The fidelity of misinsertion and mispair extension throughout DNA synthesis exhibited by mutants of the reverse transcriptase of human immunodeficiency virus type 2 resistant to nucleoside analogs.

Abstract

The AIDS-causing retroviruses, human immunodeficiency virus types 1 and type 2 (HIV-1 and HIV-2, respectively) undergo extensive genetic variations, which effect their pathogenesis and resistance to drug therapy. It was postulated that this genetic hypervariability results from high rates of viral replication in conjugation with a relatively low fidelity of DNA synthesis [typical to the reverse transcriptases (RT) of these retroviruses]. As part of studying structure/function relationship in HIV RT, mutational analyses were conducted to identify amino acid residues which are involved in affecting the fidelity of DNA synthesis. The formation of 3'-mispaired DNA due to nucleotide misinsertions, and the subsequent elongation of this mismatched DNA were shown to be major determinants in affecting those substitutions during DNA synthesis (exhibited in vitro by HIV RT). It was interesting to find a correlation between sensitivity to nucleoside analogs (due to the ability to incorporate or reject an incoming analog) and the fidelity of DNA synthesis (which depends on the capacity to incorporate and extend a wrong nucleotide).
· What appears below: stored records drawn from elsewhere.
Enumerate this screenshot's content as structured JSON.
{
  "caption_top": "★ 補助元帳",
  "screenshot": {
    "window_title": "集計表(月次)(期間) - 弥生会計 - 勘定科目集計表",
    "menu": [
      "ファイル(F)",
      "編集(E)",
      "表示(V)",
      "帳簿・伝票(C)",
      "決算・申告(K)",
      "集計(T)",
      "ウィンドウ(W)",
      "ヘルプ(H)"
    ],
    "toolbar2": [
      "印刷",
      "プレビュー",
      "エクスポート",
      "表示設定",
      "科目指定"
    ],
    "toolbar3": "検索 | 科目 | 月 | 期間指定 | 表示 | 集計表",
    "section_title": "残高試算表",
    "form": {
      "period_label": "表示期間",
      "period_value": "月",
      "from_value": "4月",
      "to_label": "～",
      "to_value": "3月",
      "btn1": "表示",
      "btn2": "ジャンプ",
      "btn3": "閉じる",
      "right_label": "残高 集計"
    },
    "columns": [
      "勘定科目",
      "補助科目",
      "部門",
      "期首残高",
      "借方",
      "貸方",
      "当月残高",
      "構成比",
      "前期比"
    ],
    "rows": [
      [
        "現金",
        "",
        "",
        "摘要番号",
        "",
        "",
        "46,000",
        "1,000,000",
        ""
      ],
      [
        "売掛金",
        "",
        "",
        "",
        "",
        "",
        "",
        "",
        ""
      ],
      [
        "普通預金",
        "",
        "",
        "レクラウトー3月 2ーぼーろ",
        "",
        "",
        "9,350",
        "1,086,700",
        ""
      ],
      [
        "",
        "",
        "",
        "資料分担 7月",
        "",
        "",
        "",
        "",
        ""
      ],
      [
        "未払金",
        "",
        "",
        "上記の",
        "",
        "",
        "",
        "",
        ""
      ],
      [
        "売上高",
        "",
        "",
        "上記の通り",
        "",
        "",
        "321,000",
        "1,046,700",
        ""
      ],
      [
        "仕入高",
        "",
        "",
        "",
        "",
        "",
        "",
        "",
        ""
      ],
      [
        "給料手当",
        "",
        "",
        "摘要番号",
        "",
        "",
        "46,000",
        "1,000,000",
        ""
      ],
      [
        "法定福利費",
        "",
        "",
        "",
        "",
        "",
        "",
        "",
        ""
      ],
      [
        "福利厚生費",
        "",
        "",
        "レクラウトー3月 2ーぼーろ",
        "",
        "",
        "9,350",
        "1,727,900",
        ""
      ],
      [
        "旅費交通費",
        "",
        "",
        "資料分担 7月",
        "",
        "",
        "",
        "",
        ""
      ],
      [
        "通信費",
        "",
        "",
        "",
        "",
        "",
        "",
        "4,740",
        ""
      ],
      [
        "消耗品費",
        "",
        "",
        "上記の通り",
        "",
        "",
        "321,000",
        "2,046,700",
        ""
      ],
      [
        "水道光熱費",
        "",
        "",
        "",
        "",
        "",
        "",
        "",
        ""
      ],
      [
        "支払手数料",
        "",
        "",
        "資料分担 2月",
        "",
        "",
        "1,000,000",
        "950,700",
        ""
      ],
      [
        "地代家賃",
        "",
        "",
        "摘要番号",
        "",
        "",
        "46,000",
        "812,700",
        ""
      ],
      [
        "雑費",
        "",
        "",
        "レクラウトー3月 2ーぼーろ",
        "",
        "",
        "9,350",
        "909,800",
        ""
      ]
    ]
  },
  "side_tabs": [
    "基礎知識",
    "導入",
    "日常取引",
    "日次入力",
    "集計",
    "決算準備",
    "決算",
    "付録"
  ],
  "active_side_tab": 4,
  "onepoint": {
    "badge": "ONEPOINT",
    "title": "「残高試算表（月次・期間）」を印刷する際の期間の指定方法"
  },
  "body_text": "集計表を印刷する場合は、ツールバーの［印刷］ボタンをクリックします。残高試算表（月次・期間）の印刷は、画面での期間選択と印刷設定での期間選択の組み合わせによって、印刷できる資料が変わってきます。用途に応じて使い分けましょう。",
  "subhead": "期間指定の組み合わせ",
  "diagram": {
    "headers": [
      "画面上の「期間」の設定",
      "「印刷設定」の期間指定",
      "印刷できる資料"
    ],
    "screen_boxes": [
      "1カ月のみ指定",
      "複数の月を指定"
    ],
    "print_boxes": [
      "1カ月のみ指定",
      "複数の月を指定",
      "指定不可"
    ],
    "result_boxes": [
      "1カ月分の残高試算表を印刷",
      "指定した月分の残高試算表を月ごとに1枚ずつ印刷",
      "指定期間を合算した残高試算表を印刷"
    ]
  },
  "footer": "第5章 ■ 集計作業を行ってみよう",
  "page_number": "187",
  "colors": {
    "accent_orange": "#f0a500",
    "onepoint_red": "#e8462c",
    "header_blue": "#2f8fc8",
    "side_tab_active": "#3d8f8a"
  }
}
Such a connection has already been found for several drug-resistant mutants of HIV-1 RT, with an increased fidelity of DNA synthesis relative to the wild-type RT. In the present study we have examined the fidelity of DNA synthesis using the same parameters of misinsertion and mispair extension for five novel drug-resistant mutants of HIV-2 RT; i.e. the single mutants [Val74]RT, [Gly89]RT and [Tyr215]RT and the double mutants [Val74,Tyr215]RT and [Gly89, Tyr215]RT. This comparative study suggests that unlike the Val74 mutant of HIV-1 RT, which was shown earlier to display a substantially enhanced fidelity, the comparable mutant of HIV-2 RT has fidelity similar to that of the wild-type RT. Depending on the assay employed and the DNA sequences extended, most other mutants of HIV-2 RT display moderate effects on the enzyme, leading to mild increases in fidelity of DNA synthesis. This implies a more complex and less distinctive correlation between drug-resistance, misinsertion and mispair extension in HIV-2 RT in contrast to HIV-1 RT, providing evidence for potential biochemical differences between these two related RT.